Governments can increase the carbon price by themselves if necessary by charging a carbon tax—indeed some have already introduced carbon taxes albeit again in a half-hearted way due to effective lobbying by certain industry groups.18 Ross McKitrick suggests tying the rate of the carbon tax to global temperature, so that the more serious the problem becomes, the greater the incentive that will be created to reduce energy consumption.19 Indeed there is a substantial economic literature on the use of taxes and the creation of markets for carbon, all aimed at increasing the price consumers and businesses must pay to use energy and carbon-intensive products, and thus changing their behavior. Price is a powerful incentive, quieter than campaigning rhetoric but more effective.
CLIMATE CHANGE AND SOCIAL WELFARE
So far, this chapter has focused on the obvious political tensions in the climate change debate. I turn now to a subtler question about how the debate should treat our responsibilities to the future. This is at the heart of the sustainability question: what we mean by sustainability is precisely about the legacy we will leave for the future. Looking at the impact of policies over a longer time horizon gets to the heart of how governments could deliver improved social welfare in other dimensions, too, not just environmental issues.
Consider one powerful critique of advocacy of radical economic change in order to reduce GHG emissions significantly. It says the impact of climate change lies in the future, but economic growth between now and then means that people will be much more able to afford compensating action when the time comes. We are poorer than succeeding generations will be, so it is for them, not us, to make the necessary sacrifices in terms of giving up consumption. This seems an appealing argument: it doesn’t deny climate change but postpones any need to sacrifice much if any consumption today, and so evades the difficult moral question about how to cut economic output while being fair to the aspirations of poor people in developing countries.

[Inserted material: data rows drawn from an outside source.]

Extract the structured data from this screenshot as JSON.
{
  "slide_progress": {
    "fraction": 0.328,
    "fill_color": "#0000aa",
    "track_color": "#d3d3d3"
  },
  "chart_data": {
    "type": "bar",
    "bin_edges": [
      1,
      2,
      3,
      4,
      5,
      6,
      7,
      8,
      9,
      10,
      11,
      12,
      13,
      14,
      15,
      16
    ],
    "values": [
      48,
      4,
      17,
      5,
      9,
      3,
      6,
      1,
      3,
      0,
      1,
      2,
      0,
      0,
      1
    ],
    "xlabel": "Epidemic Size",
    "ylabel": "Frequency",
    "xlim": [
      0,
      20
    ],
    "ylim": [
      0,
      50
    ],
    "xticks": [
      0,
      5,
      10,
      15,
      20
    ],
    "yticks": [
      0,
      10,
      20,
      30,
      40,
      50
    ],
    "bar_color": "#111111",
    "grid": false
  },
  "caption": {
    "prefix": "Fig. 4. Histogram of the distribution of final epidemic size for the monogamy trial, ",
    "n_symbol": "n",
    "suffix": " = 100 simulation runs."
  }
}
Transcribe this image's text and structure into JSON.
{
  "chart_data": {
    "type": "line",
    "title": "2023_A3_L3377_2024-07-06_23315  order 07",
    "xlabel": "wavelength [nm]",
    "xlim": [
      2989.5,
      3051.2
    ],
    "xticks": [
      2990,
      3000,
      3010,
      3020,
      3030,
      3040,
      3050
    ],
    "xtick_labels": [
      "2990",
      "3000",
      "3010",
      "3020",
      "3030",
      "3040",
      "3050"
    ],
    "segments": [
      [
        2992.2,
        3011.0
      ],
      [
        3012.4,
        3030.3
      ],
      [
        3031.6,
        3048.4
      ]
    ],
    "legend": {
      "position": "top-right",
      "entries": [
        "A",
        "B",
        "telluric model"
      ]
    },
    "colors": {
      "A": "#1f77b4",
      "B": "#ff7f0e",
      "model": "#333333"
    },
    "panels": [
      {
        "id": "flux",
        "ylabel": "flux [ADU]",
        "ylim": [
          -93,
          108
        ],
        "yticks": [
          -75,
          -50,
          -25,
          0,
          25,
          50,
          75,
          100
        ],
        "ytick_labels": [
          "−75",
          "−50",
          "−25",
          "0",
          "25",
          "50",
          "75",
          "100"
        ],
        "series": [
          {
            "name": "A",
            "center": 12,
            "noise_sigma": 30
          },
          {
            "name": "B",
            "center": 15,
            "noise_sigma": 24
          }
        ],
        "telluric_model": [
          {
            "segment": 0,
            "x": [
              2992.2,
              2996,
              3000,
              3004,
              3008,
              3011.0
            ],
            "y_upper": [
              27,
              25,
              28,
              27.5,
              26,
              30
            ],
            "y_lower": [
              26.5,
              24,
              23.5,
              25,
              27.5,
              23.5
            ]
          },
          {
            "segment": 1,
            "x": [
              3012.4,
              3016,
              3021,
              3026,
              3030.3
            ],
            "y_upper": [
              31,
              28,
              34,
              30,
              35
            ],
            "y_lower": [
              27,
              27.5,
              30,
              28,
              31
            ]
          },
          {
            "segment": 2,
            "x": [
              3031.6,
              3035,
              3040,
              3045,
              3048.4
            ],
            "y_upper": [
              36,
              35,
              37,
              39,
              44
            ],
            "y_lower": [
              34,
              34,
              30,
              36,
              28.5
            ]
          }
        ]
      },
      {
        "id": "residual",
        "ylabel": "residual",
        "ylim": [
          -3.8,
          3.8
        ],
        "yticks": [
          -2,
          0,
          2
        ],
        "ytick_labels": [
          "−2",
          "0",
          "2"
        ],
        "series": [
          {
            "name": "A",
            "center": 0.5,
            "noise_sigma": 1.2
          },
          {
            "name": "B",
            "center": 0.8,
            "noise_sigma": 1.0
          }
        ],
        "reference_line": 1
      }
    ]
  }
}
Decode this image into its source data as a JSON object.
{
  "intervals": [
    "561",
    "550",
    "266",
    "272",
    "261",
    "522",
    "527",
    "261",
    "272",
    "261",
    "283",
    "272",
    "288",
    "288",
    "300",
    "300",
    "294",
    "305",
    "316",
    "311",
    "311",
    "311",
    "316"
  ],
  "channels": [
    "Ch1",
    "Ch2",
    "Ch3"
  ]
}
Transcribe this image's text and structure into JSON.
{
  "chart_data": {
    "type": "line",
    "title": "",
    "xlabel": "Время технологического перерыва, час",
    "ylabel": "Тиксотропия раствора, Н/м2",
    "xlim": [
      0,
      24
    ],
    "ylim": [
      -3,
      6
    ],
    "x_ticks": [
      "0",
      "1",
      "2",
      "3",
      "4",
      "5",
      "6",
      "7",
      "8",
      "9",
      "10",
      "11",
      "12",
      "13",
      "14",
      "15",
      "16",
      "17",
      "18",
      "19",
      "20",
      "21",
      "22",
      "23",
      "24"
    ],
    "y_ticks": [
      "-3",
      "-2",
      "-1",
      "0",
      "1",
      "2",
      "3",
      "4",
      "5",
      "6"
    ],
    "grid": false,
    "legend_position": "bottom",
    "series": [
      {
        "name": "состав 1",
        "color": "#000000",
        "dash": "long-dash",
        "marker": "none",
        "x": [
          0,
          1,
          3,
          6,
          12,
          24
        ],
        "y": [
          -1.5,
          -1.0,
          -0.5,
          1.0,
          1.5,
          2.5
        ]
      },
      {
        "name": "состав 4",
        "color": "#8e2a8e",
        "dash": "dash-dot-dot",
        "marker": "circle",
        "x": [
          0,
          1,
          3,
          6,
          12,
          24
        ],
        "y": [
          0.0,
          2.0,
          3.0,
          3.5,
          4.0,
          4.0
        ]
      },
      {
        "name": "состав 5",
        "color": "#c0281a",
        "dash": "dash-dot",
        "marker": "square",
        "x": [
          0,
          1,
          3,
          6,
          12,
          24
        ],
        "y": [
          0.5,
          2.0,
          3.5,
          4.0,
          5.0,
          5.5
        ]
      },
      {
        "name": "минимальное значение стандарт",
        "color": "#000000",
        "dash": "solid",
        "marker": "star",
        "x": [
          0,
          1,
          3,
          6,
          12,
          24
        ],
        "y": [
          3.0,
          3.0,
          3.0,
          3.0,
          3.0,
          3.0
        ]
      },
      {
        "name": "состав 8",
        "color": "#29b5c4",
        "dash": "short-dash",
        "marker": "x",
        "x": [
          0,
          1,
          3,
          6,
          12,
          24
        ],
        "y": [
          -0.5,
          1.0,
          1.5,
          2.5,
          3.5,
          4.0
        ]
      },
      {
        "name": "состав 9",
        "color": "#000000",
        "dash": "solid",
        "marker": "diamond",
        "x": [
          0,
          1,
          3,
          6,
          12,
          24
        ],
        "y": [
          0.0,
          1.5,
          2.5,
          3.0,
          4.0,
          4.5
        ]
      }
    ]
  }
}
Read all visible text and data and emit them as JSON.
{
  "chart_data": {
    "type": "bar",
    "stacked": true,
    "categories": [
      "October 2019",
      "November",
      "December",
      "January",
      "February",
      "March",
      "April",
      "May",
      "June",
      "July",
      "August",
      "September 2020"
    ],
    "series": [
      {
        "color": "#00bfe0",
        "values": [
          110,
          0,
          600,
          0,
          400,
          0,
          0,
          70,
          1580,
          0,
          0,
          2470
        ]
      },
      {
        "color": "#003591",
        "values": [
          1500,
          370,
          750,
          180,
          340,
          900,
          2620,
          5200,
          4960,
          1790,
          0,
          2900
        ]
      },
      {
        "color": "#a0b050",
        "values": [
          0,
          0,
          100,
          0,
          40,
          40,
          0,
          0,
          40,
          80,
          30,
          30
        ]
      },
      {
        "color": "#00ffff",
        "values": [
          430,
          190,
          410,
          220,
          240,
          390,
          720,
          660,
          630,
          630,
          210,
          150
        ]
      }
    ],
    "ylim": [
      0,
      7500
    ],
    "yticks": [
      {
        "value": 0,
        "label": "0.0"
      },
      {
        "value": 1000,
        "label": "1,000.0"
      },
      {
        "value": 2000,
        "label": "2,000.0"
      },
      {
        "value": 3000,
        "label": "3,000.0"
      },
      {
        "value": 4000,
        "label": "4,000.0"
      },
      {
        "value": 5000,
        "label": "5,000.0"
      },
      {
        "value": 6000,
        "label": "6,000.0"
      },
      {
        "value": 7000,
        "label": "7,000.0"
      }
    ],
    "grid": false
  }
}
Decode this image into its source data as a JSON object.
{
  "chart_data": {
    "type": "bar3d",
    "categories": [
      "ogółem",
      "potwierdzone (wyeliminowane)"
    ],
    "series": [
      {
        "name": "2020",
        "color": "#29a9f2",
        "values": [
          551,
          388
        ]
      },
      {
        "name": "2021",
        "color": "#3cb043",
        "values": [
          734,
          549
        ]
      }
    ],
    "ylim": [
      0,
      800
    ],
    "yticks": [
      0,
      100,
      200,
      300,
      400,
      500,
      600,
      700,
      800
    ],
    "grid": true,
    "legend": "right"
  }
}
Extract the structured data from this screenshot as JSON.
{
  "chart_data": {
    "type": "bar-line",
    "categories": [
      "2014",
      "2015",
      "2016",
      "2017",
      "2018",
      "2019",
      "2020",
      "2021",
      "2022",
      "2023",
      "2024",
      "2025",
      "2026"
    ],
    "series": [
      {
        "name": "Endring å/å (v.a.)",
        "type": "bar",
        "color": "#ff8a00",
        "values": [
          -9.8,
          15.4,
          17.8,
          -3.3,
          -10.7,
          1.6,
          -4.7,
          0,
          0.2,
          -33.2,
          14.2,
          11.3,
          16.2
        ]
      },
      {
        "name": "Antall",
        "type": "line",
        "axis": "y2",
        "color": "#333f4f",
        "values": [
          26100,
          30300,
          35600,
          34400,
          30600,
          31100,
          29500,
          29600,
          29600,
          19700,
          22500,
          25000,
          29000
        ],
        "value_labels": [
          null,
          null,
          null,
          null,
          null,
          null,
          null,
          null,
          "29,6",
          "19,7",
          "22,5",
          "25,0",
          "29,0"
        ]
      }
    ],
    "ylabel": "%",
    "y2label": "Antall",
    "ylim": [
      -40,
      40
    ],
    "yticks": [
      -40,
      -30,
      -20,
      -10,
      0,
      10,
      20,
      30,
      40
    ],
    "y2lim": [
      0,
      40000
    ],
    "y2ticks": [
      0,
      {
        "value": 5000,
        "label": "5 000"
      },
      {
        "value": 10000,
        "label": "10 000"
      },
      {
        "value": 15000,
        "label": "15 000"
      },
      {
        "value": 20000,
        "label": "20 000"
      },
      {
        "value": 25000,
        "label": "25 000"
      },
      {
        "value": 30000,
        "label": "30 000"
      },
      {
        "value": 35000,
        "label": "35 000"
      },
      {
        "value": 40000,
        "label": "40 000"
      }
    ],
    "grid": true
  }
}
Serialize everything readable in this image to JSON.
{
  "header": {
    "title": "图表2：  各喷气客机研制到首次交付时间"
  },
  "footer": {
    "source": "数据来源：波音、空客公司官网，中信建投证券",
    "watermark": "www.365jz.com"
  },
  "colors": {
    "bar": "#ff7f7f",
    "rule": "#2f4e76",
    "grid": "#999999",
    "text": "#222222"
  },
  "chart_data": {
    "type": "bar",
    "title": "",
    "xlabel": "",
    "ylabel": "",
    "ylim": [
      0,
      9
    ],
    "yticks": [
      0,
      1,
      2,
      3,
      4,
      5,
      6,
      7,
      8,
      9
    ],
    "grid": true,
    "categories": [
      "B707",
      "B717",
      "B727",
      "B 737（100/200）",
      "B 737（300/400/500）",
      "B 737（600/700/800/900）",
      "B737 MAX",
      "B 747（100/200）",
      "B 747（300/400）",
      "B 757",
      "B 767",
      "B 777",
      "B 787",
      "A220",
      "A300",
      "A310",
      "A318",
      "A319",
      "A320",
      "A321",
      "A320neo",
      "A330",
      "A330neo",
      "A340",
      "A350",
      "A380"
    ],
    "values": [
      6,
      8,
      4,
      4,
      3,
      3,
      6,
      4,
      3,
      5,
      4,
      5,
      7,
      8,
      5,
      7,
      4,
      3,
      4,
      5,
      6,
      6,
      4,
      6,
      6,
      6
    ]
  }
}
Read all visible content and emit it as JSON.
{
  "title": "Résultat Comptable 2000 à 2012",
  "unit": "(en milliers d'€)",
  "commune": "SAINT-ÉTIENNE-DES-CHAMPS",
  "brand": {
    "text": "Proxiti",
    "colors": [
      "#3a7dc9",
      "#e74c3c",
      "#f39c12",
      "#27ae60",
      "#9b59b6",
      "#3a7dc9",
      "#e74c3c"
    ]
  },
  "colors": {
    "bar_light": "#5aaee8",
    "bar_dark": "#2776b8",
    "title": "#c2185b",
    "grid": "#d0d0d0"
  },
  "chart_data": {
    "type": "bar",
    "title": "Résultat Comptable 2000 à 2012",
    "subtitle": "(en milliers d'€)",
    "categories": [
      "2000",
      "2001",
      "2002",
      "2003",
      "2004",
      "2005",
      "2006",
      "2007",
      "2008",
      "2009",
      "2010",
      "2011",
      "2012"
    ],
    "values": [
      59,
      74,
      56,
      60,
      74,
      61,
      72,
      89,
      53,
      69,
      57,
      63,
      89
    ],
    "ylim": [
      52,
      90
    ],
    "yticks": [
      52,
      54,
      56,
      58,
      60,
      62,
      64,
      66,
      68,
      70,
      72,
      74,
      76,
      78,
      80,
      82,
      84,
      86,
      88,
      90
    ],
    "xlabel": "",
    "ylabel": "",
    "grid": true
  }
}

Surely this is too good to be true? Put so simply, it probably is. But the intergenerational issue has been raised by some of the economists who are most expert and thoughtful about the interplay between the demands of the environment and economic growth. William Nordhaus summed it up:
Global per capita consumption today is around $10,000. According to the [Stern] Review’s assumptions, this will grow at 1.3 percent per year, to around $130,000 in two centuries. Using these numbers, how persuasive is the ethical stance that we have a duty to reduce current consumption by a substantial amount to improve the welfare of the rich future generations?20
The question is how, as a matter of morality, we should treat people in future generations when we make decisions about consuming environmental resources now.